[Musique] Makichi : I lust you

Dialna - Makichi

Avec le groupe Makichi, l’Iran est à l’honneur cette semaine sur Dialna, tout comme dans le podcast L’Orient à l’envers, avec qui nous avons un partenariat. Une culture perse riche, multiple et ancestrale que représente ce groupe, composé de Sonia Kelichadi et Farshad Khosnhnoud (aka Ash), et formé en 2015, en Iran.

Le père d’Ash est un compositeur reconnu en Iran, et toute la famille joue de la musique à Téhéran. À 12 ans, se met à jouer plusieurs instruments, dont le violon, la guitare, puis la basse. Il se tourne alors vers le rock underground à 19 ans (ndlr : la loi iranienne interdit la pratique de certaines musiques).
Sonia naît à Strasbourg, elle aussi issue d’une famille iranienne mélomane. Chacun y joue d’un instrument. À l’adolescence, elle commence à jouer du Tar, un instrument à cordes que l’on trouve notamment en Iran. 
Ash étudie la musique au Conservatoire et part étudier le cinéma à Londres. Il revient ensuite en Iran pour se consacrer pleinement à sa première passion. Il écrit et sort son premier album instrumental en 2013, tout en travaillant comme bassiste pour des bandes sons publicitaires ou comme compositeur pour d’autres artistes.
Sonia, elle, part faire ses études de journalisme à Téhéran, avant de revenir à Strasbourg. Mais sa passion pour le chant et les instruments iraniens la pousse à retourner en Iran, en 2015. Elle y rencontre Ash, et le coup de foudre musical et amoureux. Le groupe Makichi est créé et leur premier album Running From Exhaustion, basé sur les haïkus du cinéaste iranien Abbas Kiarostami, sort en 2016.   
Dialna - Makichi
Makichi
(DR)

Le nom du groupe est composé de trois mots en persan. Ma / Ki / Chi signifient : Nous / qui / quoi, comme une plongée métaphysique dans le psyché des deux jeunes gens.

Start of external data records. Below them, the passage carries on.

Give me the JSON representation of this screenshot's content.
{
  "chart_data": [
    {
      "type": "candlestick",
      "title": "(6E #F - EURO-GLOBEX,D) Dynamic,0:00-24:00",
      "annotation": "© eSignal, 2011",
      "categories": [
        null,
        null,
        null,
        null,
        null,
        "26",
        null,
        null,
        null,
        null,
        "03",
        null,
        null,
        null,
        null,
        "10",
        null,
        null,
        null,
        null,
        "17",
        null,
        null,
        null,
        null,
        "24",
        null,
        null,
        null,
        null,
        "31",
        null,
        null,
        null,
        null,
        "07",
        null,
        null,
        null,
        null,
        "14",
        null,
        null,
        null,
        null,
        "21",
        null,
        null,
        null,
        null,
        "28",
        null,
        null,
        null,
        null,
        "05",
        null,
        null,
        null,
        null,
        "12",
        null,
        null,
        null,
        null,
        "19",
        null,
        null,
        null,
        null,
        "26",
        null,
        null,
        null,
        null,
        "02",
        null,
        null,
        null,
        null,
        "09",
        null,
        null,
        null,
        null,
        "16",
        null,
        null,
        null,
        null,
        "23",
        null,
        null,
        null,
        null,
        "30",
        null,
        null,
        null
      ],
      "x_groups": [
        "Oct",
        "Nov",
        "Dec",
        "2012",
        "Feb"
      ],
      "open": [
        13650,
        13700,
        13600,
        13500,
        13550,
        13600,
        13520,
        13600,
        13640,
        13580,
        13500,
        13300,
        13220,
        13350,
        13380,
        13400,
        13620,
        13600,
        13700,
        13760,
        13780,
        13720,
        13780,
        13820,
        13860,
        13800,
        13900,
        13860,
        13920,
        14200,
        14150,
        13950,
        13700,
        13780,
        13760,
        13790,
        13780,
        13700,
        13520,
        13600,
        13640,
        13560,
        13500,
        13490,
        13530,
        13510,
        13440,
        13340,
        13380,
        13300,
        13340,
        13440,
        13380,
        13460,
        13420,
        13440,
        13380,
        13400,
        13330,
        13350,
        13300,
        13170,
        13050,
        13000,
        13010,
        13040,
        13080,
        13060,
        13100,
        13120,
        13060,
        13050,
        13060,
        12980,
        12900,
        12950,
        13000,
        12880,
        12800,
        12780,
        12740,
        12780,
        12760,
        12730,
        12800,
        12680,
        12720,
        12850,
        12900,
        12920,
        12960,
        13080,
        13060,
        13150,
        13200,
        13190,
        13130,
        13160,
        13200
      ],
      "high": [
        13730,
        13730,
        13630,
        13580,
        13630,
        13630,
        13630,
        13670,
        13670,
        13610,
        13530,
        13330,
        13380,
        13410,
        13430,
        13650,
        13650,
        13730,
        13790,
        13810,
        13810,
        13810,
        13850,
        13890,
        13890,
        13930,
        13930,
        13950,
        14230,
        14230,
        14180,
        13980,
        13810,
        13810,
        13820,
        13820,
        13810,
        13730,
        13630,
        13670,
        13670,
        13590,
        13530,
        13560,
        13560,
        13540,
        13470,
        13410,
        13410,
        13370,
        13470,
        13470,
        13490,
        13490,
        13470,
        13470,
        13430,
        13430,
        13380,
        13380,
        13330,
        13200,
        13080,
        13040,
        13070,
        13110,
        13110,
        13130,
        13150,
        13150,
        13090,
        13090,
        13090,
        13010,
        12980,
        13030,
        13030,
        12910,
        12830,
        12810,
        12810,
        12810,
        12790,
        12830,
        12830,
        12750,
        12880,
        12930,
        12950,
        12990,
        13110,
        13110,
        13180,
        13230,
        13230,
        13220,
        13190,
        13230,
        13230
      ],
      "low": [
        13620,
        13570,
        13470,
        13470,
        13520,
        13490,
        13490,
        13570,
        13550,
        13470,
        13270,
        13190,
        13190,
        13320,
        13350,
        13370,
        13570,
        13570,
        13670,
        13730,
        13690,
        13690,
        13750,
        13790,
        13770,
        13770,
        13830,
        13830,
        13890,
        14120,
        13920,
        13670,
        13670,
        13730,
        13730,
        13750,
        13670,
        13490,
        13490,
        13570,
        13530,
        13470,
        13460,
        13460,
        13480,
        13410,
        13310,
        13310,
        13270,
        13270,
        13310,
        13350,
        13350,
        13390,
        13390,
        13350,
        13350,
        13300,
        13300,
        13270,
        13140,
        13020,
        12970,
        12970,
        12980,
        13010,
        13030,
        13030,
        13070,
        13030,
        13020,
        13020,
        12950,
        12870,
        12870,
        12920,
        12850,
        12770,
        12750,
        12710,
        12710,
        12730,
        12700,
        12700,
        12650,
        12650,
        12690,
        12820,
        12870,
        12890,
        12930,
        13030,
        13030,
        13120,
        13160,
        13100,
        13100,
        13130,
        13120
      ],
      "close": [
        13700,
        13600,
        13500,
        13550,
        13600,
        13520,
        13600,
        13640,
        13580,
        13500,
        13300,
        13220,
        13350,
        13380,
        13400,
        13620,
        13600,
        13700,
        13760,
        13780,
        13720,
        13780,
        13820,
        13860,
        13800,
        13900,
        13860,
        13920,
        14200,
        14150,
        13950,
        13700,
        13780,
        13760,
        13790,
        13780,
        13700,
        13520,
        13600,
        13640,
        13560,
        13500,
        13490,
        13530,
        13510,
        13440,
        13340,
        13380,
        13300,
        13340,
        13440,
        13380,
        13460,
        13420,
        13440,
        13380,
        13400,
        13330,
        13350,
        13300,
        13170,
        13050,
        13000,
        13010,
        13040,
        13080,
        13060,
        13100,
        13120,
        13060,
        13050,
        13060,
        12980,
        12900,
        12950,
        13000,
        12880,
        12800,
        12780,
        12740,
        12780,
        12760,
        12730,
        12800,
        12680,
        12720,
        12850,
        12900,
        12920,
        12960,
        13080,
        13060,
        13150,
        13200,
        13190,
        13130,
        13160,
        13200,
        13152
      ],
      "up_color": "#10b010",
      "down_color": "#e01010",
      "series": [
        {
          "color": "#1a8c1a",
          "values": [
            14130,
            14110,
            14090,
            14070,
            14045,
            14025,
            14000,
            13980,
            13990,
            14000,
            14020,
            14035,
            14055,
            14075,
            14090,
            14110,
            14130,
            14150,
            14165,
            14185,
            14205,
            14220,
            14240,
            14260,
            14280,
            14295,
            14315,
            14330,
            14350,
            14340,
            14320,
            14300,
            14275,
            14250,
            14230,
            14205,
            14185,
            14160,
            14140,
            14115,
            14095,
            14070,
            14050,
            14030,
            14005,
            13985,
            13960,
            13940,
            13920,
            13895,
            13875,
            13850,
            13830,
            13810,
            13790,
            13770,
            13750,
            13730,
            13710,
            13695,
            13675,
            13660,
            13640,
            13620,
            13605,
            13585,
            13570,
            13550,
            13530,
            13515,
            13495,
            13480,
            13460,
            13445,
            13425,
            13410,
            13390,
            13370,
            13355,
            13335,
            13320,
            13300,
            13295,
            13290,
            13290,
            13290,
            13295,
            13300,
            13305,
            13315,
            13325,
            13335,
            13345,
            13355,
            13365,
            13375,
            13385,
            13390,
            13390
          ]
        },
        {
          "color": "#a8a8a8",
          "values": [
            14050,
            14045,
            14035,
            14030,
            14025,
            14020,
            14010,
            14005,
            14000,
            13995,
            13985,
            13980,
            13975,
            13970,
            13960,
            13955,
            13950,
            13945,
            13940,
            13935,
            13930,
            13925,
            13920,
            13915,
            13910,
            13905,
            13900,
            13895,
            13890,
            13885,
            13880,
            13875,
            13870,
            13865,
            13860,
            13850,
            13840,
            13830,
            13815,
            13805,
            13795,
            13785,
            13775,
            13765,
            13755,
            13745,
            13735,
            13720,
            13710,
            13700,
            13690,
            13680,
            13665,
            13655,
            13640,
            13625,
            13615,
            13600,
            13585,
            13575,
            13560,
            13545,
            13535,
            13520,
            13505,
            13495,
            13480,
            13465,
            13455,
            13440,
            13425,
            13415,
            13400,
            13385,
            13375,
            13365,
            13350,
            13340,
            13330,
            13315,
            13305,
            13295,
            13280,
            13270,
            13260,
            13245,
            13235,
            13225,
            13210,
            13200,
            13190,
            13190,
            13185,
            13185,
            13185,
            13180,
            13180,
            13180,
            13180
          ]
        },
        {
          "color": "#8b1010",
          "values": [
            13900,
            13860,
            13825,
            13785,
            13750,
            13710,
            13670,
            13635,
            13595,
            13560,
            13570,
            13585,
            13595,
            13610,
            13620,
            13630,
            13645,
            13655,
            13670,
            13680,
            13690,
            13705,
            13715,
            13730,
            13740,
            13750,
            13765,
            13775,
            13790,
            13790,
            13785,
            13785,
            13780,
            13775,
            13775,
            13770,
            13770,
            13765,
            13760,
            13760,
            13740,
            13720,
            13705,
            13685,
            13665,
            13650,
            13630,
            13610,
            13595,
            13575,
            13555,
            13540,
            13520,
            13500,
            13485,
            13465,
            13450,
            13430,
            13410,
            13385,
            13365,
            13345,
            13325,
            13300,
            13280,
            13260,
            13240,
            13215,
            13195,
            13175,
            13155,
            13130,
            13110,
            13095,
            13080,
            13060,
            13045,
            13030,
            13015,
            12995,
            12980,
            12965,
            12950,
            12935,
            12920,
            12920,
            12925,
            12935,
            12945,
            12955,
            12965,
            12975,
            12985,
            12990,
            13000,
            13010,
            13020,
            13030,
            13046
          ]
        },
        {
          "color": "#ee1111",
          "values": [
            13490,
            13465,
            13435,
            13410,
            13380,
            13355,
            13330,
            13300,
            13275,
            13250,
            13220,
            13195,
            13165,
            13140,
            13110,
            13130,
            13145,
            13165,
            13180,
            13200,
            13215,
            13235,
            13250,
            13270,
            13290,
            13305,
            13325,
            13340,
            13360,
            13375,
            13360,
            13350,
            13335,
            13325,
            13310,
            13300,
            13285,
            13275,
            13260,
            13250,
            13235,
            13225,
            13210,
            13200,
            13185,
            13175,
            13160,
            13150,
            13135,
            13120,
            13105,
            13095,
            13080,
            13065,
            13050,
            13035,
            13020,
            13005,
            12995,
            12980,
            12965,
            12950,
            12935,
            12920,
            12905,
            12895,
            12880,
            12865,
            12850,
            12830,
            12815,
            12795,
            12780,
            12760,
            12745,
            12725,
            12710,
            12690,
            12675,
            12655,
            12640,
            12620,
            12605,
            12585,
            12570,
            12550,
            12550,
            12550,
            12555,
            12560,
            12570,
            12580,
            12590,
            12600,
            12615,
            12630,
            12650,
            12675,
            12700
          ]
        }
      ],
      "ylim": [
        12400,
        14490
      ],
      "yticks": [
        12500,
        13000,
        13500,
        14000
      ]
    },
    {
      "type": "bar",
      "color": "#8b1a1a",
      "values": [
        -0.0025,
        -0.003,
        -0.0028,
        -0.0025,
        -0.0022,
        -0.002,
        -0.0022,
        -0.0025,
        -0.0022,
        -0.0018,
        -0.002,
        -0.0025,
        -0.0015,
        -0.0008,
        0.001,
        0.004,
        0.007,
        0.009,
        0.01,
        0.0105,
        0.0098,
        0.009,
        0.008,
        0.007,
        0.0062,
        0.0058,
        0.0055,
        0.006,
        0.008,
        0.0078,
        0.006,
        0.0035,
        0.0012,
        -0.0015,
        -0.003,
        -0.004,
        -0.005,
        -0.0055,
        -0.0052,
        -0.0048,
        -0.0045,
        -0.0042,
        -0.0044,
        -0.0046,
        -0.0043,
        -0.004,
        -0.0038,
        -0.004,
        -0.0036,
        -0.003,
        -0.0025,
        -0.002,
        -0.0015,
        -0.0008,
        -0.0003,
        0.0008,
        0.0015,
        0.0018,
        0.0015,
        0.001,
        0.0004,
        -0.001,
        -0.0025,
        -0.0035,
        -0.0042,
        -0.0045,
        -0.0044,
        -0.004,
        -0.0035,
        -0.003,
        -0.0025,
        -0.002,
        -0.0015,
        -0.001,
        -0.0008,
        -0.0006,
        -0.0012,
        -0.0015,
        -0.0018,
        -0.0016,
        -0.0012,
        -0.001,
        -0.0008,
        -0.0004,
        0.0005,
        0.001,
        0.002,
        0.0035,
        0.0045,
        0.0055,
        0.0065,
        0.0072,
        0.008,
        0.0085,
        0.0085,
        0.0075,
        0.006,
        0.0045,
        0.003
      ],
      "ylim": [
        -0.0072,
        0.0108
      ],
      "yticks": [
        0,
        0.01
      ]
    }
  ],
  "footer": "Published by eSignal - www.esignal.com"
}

En 2021, le groupe sort donc leur deuxième album, The Rain Stopped. L’exil et l’asile forment ses fondations qui relatent toute une expérience : celle d’être iranien en Iran puis iranien en France. L’album puise dans le mysticisme, le rituel, l’illumination, et la liberté.

Makichi propose un véritable voyage intérieur pour mieux se découvrir, et forcément mieux s’aimer. 

L’album est constitué de 10 morceaux avec des titres très simple et épurés comme leurs sons Antrakt, Opposit, You, Out mais nous allons nous intéresser au morceau  « I Lust You »  le titre est anglais mais la chanson est chanté en perse.

Dialna - Makichi
Makichi – The rain stopped (DR)

Il faut lâcher prise pour écouter ce son, il faut laisser la musique entrer en soi, pour pouvoir vibrer sur la voix de ce duo qui nous conte une histoire entre douceur et rugosité, entre rêve et cauchemar. A la fin de ce morceau les deux voix fusionnent, afin d’atterrir en douceur dans notre monde réel.

Un album qui s’écoute dans la nuit face aux étoiles et qui nous pousse vers un autre ailleurs entre la France et l’Iran.